KAI RYSSDAL: As you know, if you caught it up at the top of the broadcast, I’m in Cleveland today at WCPN. As you might also know, Cleveland’s in the unfortunate position of having a whole lot of foreclosed properties in and around its city limits.

Northeast Ohio’s been feeling the pressure of a sliding economy for a good couple of years now. So when people hear the government wants to spend $700 billion to rescue — as they see it — a bunch of big banks that made some bad decisions, they’re angry. And when you get them on the phone the anger comes through loud and clear.

I sat in this morning on the local talk show here — “The Sound of Ideas” it’s called — hosted by Dan Moulthrop.


DAN MOULTHROP: Gary’s with us now from Lakewood . . . Hey, Gary.

GARY: Thanks for taking my call. You mentioned that there was a problem with the way they rolled this out, and I couldn’t agree more. They rolled it out as The $700 Billion Bailout. There were never any other alternatives put on the table first, or even saying, “We really need to talk about this as a nation.” We’ve been put in panic mode again. And we’ve been burnt in panic mode twice. We got burned after 9/11 with the Patriot Act being passed — that basically shredded the Constitution; and we got burned in the lead-up up to the Iraq War with WMDs. I think they have a crisis of trust. We’re in panic mode and we do not believe them.

Trust, of course, is the problem here. The banks don’t trust each other. And because they haven’t really been told what’s going on, people don’t trust the government.

MOULTHROP: Joining us now from Eastlake . . . Alicia, good morning.

ALICIA: Yeah, I just, you know, I just hope that all these things are . . . whenever they come to a final determination, are explained to the American public.

RYSSDAL: And that’s what I’m saying, right.

MOULTHROP: Exactly, Alicia.

ALICIA: I find this very frustrating. And then I think that some of these financial instruments that are being put out there are so complplicated that the average consumer doesn’t even understand it and Wall Street giants don’t even understand it. The impact of it, I think that somewhere down the line thing have got to be simplified so that everybody knows where we’re at and we are all on the same page.

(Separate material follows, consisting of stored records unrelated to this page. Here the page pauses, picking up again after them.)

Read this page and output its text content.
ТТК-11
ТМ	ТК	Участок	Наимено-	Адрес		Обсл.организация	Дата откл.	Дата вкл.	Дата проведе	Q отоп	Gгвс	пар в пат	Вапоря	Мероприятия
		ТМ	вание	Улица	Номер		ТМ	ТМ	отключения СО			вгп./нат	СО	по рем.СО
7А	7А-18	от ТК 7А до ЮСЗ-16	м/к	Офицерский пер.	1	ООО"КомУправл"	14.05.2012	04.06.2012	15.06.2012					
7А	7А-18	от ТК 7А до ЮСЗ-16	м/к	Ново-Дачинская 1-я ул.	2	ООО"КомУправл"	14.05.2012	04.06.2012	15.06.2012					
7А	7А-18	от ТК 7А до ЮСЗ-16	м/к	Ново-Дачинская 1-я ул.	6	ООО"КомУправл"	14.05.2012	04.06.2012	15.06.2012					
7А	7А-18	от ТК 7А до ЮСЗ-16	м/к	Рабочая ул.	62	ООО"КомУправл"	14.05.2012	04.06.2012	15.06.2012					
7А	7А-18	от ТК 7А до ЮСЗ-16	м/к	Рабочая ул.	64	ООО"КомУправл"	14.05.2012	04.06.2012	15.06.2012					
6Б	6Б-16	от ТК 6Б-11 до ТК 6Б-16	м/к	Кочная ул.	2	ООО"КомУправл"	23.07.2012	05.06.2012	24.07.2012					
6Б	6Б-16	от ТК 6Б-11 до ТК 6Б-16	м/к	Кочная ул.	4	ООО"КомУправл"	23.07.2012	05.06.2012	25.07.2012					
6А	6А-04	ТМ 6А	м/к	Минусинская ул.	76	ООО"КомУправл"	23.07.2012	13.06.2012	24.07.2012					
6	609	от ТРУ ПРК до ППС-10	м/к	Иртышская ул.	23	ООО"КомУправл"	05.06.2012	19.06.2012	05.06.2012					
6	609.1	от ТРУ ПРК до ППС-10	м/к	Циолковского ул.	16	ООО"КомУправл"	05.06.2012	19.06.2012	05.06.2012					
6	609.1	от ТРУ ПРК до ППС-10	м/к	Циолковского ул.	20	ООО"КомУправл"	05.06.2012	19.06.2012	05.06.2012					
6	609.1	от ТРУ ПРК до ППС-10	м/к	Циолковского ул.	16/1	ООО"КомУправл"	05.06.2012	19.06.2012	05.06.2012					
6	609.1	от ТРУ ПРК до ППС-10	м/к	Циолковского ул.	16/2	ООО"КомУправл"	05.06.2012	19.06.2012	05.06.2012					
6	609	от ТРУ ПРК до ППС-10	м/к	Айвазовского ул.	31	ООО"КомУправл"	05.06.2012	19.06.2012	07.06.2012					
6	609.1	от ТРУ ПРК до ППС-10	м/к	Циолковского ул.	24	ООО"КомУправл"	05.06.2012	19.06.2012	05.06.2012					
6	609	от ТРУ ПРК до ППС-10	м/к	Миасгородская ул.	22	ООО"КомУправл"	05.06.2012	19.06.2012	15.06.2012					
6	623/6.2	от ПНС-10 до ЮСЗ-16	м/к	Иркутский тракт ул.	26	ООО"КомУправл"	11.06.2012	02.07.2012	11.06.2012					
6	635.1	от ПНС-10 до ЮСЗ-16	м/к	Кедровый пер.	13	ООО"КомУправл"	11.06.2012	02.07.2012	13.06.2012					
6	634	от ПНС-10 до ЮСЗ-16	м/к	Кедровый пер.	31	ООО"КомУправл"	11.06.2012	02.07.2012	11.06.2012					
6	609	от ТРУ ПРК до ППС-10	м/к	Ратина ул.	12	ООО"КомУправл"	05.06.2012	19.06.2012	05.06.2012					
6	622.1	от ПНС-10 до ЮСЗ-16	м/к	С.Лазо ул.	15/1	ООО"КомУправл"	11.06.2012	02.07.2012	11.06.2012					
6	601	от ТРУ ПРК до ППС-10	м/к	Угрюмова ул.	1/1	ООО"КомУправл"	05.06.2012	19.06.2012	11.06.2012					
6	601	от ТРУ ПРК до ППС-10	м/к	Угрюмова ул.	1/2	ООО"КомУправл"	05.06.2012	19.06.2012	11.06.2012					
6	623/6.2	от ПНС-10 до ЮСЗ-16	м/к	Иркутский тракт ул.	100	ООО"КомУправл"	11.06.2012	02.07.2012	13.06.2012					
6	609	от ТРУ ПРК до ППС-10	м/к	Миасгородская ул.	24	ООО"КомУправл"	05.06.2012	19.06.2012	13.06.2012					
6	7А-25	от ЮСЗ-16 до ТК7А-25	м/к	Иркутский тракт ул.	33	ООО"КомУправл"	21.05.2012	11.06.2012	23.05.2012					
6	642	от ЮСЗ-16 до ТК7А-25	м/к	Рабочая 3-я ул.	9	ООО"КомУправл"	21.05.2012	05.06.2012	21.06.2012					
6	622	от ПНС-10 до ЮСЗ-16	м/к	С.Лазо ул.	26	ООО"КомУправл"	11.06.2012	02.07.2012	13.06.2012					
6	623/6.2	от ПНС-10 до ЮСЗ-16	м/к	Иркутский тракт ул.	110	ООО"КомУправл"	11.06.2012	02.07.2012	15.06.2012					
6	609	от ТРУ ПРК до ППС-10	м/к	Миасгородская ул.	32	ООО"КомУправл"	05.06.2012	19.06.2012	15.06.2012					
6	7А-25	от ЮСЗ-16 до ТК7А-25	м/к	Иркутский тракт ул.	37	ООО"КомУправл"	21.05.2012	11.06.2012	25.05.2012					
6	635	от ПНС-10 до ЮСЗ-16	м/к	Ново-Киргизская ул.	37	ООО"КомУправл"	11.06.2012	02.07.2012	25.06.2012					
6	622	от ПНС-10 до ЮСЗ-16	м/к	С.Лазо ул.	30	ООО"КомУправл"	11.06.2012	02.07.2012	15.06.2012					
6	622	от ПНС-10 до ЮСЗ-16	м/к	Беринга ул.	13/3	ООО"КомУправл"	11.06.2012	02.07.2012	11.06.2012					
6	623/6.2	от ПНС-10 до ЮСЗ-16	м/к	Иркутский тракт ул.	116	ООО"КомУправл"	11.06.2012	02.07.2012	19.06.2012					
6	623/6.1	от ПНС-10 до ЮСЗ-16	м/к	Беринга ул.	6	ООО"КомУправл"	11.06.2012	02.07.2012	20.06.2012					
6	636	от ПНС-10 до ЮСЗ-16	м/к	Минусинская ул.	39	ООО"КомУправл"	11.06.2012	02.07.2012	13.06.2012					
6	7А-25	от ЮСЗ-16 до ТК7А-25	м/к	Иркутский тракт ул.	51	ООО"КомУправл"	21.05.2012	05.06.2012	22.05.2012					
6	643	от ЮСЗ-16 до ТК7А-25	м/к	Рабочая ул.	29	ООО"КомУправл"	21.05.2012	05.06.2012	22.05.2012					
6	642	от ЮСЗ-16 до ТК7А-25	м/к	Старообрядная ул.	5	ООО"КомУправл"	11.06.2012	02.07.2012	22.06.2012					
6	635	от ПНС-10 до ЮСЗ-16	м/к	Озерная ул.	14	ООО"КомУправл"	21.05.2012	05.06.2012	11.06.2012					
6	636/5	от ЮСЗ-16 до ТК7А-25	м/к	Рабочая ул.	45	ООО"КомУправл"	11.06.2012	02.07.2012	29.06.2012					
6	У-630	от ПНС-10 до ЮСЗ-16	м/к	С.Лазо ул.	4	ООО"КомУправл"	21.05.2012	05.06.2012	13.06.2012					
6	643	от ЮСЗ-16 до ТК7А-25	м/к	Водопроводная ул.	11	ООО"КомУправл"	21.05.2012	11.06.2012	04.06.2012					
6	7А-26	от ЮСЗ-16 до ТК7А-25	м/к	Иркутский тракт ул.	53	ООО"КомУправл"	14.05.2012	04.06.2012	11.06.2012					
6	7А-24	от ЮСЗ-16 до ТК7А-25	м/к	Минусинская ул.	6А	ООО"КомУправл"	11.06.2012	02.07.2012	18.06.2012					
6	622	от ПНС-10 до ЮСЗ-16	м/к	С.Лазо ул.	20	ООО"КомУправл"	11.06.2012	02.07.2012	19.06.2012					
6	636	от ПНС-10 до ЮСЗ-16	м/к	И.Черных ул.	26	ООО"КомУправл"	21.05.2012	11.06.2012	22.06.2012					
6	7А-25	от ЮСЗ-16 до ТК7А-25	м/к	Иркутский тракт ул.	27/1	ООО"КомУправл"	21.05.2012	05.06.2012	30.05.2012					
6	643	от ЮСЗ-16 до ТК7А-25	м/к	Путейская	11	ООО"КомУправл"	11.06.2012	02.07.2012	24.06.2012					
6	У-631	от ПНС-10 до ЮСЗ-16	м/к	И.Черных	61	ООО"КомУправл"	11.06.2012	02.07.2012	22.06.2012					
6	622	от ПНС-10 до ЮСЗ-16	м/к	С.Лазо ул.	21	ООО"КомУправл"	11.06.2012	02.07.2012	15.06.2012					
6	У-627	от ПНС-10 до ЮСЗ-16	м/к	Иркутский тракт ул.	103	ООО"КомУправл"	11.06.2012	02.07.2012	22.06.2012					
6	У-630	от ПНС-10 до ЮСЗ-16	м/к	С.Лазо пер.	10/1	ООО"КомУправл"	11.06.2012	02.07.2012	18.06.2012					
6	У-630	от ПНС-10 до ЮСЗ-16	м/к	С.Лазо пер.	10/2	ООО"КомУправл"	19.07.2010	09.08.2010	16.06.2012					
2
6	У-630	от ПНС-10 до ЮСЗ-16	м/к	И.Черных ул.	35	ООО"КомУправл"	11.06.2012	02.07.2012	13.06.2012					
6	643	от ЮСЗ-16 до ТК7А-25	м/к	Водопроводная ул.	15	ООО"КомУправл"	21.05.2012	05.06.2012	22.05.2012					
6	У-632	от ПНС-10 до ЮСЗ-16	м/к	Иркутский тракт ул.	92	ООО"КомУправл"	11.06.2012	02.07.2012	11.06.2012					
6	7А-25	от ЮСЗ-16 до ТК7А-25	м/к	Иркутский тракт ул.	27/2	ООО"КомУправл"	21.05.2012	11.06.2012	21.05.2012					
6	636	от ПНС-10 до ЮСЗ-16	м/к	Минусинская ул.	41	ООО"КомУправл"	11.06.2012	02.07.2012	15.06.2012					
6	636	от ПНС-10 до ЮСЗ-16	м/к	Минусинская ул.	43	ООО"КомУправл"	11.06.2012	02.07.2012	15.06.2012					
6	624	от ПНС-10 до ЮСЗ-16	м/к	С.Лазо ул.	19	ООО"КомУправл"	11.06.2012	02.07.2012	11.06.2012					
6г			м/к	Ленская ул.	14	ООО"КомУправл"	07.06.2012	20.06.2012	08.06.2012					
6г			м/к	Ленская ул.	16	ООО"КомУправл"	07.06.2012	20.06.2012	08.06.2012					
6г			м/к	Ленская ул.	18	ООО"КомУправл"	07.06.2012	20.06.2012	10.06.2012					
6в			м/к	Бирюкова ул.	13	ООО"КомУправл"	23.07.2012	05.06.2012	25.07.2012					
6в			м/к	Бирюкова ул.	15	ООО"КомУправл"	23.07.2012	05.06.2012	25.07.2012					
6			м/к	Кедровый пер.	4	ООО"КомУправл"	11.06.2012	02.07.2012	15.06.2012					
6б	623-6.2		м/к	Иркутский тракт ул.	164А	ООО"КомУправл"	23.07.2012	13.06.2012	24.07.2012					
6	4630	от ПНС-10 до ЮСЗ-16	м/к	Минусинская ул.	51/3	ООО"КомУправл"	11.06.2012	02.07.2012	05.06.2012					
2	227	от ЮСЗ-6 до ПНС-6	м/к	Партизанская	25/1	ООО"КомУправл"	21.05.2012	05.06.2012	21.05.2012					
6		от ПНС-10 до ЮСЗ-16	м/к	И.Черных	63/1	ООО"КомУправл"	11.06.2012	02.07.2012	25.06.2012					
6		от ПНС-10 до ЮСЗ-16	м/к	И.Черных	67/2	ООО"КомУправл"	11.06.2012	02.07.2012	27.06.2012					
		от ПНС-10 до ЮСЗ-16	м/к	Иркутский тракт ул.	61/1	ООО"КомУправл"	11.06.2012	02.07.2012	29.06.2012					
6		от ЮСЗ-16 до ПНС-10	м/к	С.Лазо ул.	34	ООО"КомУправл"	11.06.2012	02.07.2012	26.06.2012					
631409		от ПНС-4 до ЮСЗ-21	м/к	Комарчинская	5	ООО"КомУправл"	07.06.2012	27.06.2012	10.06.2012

MOULTHROP: Alicia, thank you, very much.

Now to Elaine, from here in Cleveland.

ELAINE: Well, I have a pretty simple question for both of you. And this has to do with the definition of the so-called crisis. What I want to know is why this crisis is being called the crisis for the American people. The crisis for us all. Why are you, who are the political/economic commentators, talking about this in such a universal way, and not talking about it in terms of the very specific group of people who have made billions of dollars on this greedy and rapacious appetite having to do with the economy?

I’m going to tell you what I told Elaine this morning — that there is a universality. That what happens at the highest levels of finance, among those big Wall Street banks we keep telling you about, that does affect your car loan and my credit and your neighbor’s mortgage.

Because if they’re not lending to each other because they don’t know how much bad debt is on a borrower’s books, then your auto finance company, and my credit card company, and the bank that holds your neighbor’s mortgage, won’t have enough cash to keep on lending. What the government’s trying to do — and there are a lot of other ideas out there, and a bailout may or it may not be the best plan — but what it’s trying to do is unload that bad debt to get the trust — and, eventually, the money — flowing again.